Tausend Wüsten

Verstoßen Nach dem Pogrom vom 9. November 1938 werden letzte jüdische Schüler aus „arischen“ Lehranstalten vertrieben. Sie müssen an noch geduldete jüdische Volksschulen wechseln

Die Krähen schreien den Winter herbei, bald wird es schneien. Was kann es dem, der jetzt noch Heimat hat? Was tut es dem, der starr nach rückwärts schaut? Die Welt ist kein Tor mehr irgendwohin, nur tausend Wüsten breiten sich. Wer das erfährt, macht nirgends halt.

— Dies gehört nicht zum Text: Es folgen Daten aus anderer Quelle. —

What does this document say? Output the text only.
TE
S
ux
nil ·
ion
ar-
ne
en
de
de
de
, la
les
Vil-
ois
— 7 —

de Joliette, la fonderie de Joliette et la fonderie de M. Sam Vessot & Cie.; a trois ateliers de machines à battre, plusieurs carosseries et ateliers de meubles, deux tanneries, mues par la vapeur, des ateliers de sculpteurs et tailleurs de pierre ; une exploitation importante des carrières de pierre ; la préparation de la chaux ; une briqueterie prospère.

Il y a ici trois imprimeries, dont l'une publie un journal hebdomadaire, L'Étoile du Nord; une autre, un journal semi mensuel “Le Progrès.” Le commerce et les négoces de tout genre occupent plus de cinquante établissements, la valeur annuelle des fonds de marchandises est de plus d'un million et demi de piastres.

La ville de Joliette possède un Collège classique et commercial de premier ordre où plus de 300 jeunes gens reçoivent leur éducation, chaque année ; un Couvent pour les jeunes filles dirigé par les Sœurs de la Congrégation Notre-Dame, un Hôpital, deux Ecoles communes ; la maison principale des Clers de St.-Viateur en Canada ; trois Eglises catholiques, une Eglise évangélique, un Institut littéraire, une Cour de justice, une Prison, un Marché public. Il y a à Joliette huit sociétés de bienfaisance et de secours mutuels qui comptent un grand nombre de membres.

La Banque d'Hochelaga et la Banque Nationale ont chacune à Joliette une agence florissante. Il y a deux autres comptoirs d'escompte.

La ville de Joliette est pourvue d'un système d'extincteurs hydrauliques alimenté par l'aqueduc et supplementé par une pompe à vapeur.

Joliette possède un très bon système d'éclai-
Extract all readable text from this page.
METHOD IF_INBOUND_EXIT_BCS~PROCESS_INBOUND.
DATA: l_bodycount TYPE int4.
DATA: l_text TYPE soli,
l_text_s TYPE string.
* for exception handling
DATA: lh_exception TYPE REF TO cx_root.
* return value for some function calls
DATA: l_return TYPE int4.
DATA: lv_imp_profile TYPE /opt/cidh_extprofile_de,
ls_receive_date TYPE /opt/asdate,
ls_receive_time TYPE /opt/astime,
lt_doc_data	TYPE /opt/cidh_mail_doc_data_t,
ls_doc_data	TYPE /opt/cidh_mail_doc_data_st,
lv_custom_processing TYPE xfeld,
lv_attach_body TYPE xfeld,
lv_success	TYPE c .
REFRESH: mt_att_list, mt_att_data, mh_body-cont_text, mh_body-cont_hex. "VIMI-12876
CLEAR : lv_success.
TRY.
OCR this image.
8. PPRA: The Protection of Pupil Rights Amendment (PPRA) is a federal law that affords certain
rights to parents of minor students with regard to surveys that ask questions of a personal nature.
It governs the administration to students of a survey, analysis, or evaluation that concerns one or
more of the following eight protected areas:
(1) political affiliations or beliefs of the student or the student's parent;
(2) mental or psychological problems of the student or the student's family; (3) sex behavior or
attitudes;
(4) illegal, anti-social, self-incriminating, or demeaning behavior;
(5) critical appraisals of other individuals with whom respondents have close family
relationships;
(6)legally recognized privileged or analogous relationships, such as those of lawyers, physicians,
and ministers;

Aber es bleibt ihnen gar nichts anderes übrig, als dort halt zu machen, wo ihnen noch Halt bleibt. Es sind Zehntausende jüdische Bürger Berlins, denen der 9. November 1938 bedeutet, dass jede Hoffnungen vergeblich war, es könnte in Deutschland nicht nur tausend Wüsten geben. An der II. Jüdischen Volksschule für Mädchen in der Auguststraße, an der Grenze zum Scheunenviertel, dem Lebensort vieler jüdischer Familien, beginnt der Unterricht am 10. November 1938, einem Donnerstag, verspätet. Um bald abgebrochen zu werden, ohne dass die Schülerinnen nach Hause gehen. Draußen liegt zu viel Brandgeruch in der Luft. „Sie schändeten zu Boden Deines Namens Stätte. Sie sprachen in ihrem Herzen, lasst sie uns quälen insgesamt. Verbrannten alle Gottesstätten im Land“, lautet der 74. Psalm, den Rabbiner, als seien sie Propheten des Unheils, oft zitiert haben in Synagogen, von denen nach einer Nacht des Grauens nichts als schwelendes Gebälk geblieben ist. „Wir sind mit unserer Geduld am Ende!“, schreit der Völkische Beobachter dem Pogrom seines Mobs hinterher.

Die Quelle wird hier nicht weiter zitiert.